Cpt. Bucky Saia hat geschrieben:Nieder mit dem Sozialsystem und Brot für die Welt und nieder mit dem UN Flüchtlingswerk und nieder mit all dem was uns vom Tier unterscheidet.
Was uns vom Tier unterscheidet? Meinst du die Tiere, die wir in unseren Fleischfabriken täglich abschlachten? Oder meinst du die menschlichen Tiere, die wir z.B. in Flüchtlingslagern und Ghettos oder inzwischen gar auf ganzen Kontinenten eingesperrt halten?
Es gibt nicht "das Tier" oder "den Zombie" "an sich", das objektiv Eigenschaften wie Brutalität oder emotionale Leere hätte. Die Zuschreibung dieser Eigenschaften ist vielmehr selbst einfach nur der Mechanismus unserer Abgrenzung von ihm und er selbst eher das
Produkt als das vorausgehende Objekt dieser Abgrenzung.
Wir sind diejenigen, die Monster konstruieren, um sie von uns abzugrenzen, weil wir mit unserer eigenen alltäglichen Monstrosität nicht klar kommen. "Der Mensch", der abstrakte Mensch des Humanismus, der Mensch, "den wir alle in uns tragen", ist sogar letztlich
nichts anderes als der Prozess der Konstruktion und Ausschließung des Unmenschlichen. Und auch Dinge wie Sozialsysteme oder Wohltätigkeit haben mit
Humanismus nur insofern etwas zu tun, als auch sie letztlich dazu dienen,
unsere Menschlichkeit zu betonen -
in Abgrenzung zu denen, die unsere Hilfe empfangen. Dass die Sozialsysteme auch Mechanismen der gesellschaftlichen Ausgrenzung sind, sollte inzwischen wohl erkennbar sein. Und von Charity fange ich diesbezüglich besser gar nicht erst an.
Hitler hat ja mal sinngemäß gesagt, die erste Pflicht des Ariers sei es, den Juden auch in sich selbst auszurotten. Stechen die Ähnlichkeiten nicht heraus? Ersetze Arier mit Mensch und Jude mit Zombie und du hast genau den Diskurs des Humanismus, um den es hier geht.

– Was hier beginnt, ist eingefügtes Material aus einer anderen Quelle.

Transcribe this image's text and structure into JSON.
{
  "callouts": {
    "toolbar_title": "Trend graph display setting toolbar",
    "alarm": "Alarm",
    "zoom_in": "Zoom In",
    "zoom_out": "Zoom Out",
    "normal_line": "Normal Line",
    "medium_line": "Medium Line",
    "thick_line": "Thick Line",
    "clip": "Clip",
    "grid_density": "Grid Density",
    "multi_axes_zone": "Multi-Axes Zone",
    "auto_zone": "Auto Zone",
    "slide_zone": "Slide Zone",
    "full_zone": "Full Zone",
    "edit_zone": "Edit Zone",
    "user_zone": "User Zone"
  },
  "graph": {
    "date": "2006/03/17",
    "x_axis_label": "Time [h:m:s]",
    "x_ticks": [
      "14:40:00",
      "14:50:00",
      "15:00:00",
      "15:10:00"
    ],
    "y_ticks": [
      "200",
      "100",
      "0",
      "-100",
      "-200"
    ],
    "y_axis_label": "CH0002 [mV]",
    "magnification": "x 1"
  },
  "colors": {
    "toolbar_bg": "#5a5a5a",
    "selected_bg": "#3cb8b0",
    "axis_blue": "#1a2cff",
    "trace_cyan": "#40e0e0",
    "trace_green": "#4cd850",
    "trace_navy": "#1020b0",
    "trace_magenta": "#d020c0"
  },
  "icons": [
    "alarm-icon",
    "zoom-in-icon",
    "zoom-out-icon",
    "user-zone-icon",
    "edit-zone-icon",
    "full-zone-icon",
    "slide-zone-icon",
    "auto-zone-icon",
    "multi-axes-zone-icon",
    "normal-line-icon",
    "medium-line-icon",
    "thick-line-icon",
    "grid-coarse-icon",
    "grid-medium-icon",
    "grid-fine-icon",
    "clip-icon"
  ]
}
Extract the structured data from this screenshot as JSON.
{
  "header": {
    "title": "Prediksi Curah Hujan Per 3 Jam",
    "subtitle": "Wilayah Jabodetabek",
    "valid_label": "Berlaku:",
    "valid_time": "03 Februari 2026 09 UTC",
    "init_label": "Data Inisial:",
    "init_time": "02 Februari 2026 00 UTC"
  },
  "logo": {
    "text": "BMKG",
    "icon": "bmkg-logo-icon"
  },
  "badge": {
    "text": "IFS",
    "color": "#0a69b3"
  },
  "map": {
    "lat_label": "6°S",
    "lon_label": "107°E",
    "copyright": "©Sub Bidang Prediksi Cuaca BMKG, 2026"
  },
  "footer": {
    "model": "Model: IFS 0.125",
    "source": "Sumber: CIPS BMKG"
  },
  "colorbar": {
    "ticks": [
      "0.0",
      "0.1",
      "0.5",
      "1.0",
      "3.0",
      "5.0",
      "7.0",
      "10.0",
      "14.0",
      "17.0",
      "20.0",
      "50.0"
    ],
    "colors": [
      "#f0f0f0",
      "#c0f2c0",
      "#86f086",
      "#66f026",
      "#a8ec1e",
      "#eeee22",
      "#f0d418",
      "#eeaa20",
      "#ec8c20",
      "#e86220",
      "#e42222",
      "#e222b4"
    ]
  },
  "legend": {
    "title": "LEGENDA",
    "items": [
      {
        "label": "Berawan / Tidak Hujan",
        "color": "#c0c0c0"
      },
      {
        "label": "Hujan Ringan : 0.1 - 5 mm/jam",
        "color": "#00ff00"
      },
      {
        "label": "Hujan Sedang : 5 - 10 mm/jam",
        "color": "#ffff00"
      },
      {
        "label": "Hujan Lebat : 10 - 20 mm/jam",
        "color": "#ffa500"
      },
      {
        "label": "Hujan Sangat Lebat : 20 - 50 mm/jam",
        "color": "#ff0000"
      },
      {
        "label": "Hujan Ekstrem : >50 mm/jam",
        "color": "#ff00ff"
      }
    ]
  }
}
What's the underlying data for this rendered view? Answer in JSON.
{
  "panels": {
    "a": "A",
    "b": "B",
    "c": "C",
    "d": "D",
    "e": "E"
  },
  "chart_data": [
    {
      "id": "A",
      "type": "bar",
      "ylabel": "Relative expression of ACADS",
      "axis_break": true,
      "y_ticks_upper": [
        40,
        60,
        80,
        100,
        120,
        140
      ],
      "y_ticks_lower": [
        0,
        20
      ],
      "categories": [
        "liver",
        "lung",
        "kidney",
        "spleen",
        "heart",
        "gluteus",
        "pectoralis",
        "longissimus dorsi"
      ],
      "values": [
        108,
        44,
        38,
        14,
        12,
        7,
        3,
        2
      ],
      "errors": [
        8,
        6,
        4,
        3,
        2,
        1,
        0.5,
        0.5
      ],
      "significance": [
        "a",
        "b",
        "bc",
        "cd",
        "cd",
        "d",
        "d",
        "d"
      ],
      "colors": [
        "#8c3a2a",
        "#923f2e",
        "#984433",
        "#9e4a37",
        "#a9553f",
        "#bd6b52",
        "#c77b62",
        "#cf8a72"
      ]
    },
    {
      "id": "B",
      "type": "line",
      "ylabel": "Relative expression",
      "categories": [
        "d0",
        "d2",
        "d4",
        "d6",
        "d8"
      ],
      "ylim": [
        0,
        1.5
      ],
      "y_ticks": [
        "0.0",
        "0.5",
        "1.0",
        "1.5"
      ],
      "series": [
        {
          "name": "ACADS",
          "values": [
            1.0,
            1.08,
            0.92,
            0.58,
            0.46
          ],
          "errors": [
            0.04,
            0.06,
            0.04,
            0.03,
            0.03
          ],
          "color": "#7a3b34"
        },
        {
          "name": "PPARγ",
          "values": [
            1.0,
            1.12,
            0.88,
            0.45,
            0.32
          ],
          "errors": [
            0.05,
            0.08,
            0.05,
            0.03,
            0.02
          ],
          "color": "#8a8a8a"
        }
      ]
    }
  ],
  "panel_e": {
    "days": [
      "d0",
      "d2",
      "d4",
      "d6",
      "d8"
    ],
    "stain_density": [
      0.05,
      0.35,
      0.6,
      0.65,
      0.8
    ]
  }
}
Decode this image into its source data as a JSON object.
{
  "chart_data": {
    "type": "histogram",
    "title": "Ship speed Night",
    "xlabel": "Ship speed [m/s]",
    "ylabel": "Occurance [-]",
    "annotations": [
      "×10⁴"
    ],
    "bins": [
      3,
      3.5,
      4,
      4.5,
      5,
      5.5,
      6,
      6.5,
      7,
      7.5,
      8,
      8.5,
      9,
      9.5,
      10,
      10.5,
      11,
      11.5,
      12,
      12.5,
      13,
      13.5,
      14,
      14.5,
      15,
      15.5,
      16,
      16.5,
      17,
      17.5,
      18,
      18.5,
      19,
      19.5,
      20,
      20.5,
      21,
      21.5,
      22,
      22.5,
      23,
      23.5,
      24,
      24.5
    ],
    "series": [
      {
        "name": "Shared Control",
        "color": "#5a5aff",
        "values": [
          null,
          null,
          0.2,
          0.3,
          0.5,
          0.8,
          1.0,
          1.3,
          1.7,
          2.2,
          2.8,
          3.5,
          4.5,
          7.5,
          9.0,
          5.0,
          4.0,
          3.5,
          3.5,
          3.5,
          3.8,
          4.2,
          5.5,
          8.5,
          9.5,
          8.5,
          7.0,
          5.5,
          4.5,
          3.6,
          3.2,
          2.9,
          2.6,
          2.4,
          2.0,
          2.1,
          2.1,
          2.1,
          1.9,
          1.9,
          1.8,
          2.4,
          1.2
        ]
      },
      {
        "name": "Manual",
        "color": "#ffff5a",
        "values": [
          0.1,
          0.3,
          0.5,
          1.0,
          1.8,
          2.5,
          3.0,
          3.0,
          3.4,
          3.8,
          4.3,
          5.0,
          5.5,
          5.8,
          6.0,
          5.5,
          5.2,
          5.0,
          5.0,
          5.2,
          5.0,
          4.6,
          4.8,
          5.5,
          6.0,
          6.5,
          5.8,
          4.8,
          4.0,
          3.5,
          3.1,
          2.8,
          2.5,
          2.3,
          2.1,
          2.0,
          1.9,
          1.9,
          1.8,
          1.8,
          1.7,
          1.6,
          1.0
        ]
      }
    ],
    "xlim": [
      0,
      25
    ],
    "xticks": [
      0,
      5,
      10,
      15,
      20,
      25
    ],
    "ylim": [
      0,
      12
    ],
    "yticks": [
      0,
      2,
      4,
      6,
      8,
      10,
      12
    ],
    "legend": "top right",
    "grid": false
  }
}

Die großen Verbrechen des 20. Jahrhunderts waren nicht Verbrechen gegen "die Menschlichkeit", sondern Verbrechen im Namen "des Menschen (in uns)" (und das ist der Name eines
Ideals) gegen all jene, die man selbst vorher als Nicht-Menschen von sich abgesondert hatte.
Wir sind inzwischen alle irreparabel beschädigt, und unsere Fixierung auf das unübernehmbare (und übrigens inkonsistente) humanistische Ideal des Menschen ist eine der Ursachen dafür. Die Projektion unseres eigenen Versagens, menschlich zu sein, also dem Ideal zu entsprechen, auf eine fremde Gestalt (selbst "in uns"), die abgetötet und vernichtet werden müsste, ist ein Symptom dieser Beschädigung. Solange wir nicht lernen, diesen Double Bind zu verstehen und abzustellen, werden sich die Verbrechen des 20. Jahrhunderts bis in alle Ewigkeit wiederholen.
Allerdings eröffnet sich im Moment auch eine historische Chance. Wenn es uns gelingt, uns selbst und gegenseitig mitsamt unseren Beschädigungen, also mit unserer Nicht-Menschlichkeit anzunehmen, könnte das die Grundlage einer neuen Art von Gemeinschaft sein.
(Man gibt seine Quellen an: Dieser letzte Gedanke stammt eigentlich mehr oder weniger aus Giorgio Agambens Buch
Die Kommende Gemeinschaft.)
Will ich "nur" polarisieren? Ja sicher ist das hier eine Provokation. Aber (so hoffe ich jedenfalls) keine
dumme Provokation.
(Auch die "Diskordischen Dunkelelfen" waren eine Provokation und sogar Polarisation. Das hier radikalisiert im Grunde den selben Trend.)
Naja, ich bin ja jetzt erst mal für zweieinhalb Wochen oder so in Urlaub, also lasse ich euch jetzt erstmal diskutieren.